Fabian Cohn, geboren in Basel, absolvierte die 3-jährige Pantomime/Mime-Ausbildung an der ETAGE, Schule für die darstellenden Künste, Berlin. Seither erarbeitet er eigene Projekte in den Bereichen Tanz- und Bewegungstheater, Pantomime und Film und wirkte auch in diversen Produktionen mit. Gemeinsam mit der Choreografin und Tanzwissenschaftlerin Dominika Cohn, gründete er 2010 die YET Company in Berlin, die Produktionen im Bereich des zeitgenössischen Tanzes verwirklicht.
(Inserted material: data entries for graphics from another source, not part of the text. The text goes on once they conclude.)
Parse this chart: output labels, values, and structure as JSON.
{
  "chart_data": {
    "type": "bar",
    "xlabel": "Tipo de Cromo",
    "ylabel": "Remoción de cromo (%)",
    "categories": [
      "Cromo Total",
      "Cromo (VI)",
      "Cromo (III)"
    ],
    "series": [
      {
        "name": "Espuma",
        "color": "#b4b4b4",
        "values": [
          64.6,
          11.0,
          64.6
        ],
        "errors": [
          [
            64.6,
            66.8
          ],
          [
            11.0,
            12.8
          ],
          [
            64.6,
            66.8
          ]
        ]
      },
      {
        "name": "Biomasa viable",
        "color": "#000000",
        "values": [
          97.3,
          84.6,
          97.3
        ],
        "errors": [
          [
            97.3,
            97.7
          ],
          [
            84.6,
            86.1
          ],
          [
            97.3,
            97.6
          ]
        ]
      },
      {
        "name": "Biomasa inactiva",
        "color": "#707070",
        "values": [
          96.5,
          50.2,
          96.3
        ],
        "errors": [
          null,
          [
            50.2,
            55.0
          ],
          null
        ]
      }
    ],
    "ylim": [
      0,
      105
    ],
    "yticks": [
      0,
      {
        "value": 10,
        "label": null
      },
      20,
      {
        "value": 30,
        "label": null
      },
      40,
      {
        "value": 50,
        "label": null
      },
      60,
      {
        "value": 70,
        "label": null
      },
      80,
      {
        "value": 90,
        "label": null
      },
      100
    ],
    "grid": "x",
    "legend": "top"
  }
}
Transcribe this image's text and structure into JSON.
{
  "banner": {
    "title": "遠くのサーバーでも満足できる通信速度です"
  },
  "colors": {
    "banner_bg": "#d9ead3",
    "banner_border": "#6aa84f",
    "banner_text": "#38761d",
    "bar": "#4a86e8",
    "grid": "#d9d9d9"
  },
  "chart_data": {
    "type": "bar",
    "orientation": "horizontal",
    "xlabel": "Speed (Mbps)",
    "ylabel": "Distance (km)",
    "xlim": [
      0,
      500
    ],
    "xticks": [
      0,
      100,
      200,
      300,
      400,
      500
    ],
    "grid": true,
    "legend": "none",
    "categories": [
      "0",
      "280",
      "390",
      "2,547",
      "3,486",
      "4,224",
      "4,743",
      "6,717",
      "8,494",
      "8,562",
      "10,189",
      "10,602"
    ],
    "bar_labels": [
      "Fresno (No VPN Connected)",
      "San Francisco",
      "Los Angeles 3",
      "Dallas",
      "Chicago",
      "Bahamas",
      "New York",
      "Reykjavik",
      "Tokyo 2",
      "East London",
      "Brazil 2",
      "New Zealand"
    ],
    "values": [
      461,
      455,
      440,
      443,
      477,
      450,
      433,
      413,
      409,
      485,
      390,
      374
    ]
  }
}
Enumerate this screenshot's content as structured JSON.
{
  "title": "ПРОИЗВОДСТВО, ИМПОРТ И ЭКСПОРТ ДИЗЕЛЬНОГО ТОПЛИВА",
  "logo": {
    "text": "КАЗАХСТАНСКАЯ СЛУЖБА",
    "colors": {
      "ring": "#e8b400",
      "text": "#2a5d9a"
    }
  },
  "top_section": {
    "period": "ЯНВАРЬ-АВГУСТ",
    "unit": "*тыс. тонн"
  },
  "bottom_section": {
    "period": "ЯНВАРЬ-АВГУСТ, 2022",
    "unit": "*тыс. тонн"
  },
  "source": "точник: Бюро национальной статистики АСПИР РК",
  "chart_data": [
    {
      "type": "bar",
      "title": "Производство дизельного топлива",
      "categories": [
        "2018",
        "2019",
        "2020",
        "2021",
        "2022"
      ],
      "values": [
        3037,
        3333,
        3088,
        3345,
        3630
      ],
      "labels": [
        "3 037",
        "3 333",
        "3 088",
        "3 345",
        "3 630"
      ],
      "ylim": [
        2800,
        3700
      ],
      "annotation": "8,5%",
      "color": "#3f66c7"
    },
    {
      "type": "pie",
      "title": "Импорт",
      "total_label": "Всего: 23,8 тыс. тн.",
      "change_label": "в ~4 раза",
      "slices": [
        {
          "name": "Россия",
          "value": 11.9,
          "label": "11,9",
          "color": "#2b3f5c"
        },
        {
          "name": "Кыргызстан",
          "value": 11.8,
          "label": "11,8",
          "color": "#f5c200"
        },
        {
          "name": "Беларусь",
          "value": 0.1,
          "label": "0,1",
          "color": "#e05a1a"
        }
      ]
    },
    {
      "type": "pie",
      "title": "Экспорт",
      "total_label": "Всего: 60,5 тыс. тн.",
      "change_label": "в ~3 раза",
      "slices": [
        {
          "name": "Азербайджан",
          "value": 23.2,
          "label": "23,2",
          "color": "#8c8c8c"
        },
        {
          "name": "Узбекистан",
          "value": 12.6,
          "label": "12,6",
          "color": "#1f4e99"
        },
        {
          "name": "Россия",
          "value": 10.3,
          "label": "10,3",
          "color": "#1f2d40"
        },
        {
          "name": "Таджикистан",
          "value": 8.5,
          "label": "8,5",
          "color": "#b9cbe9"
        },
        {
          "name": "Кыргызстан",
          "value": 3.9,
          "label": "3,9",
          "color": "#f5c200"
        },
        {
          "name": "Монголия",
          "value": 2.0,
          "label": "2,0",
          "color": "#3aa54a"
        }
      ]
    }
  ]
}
In seinen neuesten Arbeiten beschäftigte sich Fabian Cohn insbesondere mit der Poetik von Bewegung und mit emphatischem Empfinden. 2019 wirkte er choreografisch an der Inszenierung der Oper „Die Passagierin“ am Staatstheater Braunschweig mit und choreografierte in Ulan-Bator (Mongolei) die Tanzproduktion “Encounters”. Sein neuestes Tanzstück “umarmen” (2020) ist seine erste abendfüllende Produktion in Niedersachsen.

(Fotograf: Willy Cohn)

 

Michèle Stéphanie Seydoux

Die gebürtige Schweizerin absolvierte ihre Tanzausbildung an der Ballettberufsschule in Zürich und an der Heinz-Bosl-Stiftung in München. Ihre ersten Engagements führten sie ans Theater Dortmund und an die Deutsche Oper am Rhein in Düsseldorf. Seit 2009 tanzt sie an der Staatsoper Hannover, erst unter der Leitung von Jörg Mannes und seit 2019 unter Marco Goecke. Seit vielen Jahren gibt sie auch Tanzworkshops und Yoga-Unterricht, unter anderem für das Ensemble in Hannover. 2018 kreierte sie ihre erste Choreografie „Gravity is quiet“, welche unter anderem auch bei TanZzeit I zu sehen war. Im Rahmen von „all you can dance“ der Staatsoper Hannover ist nun das Stück „Betweenness“ entstanden.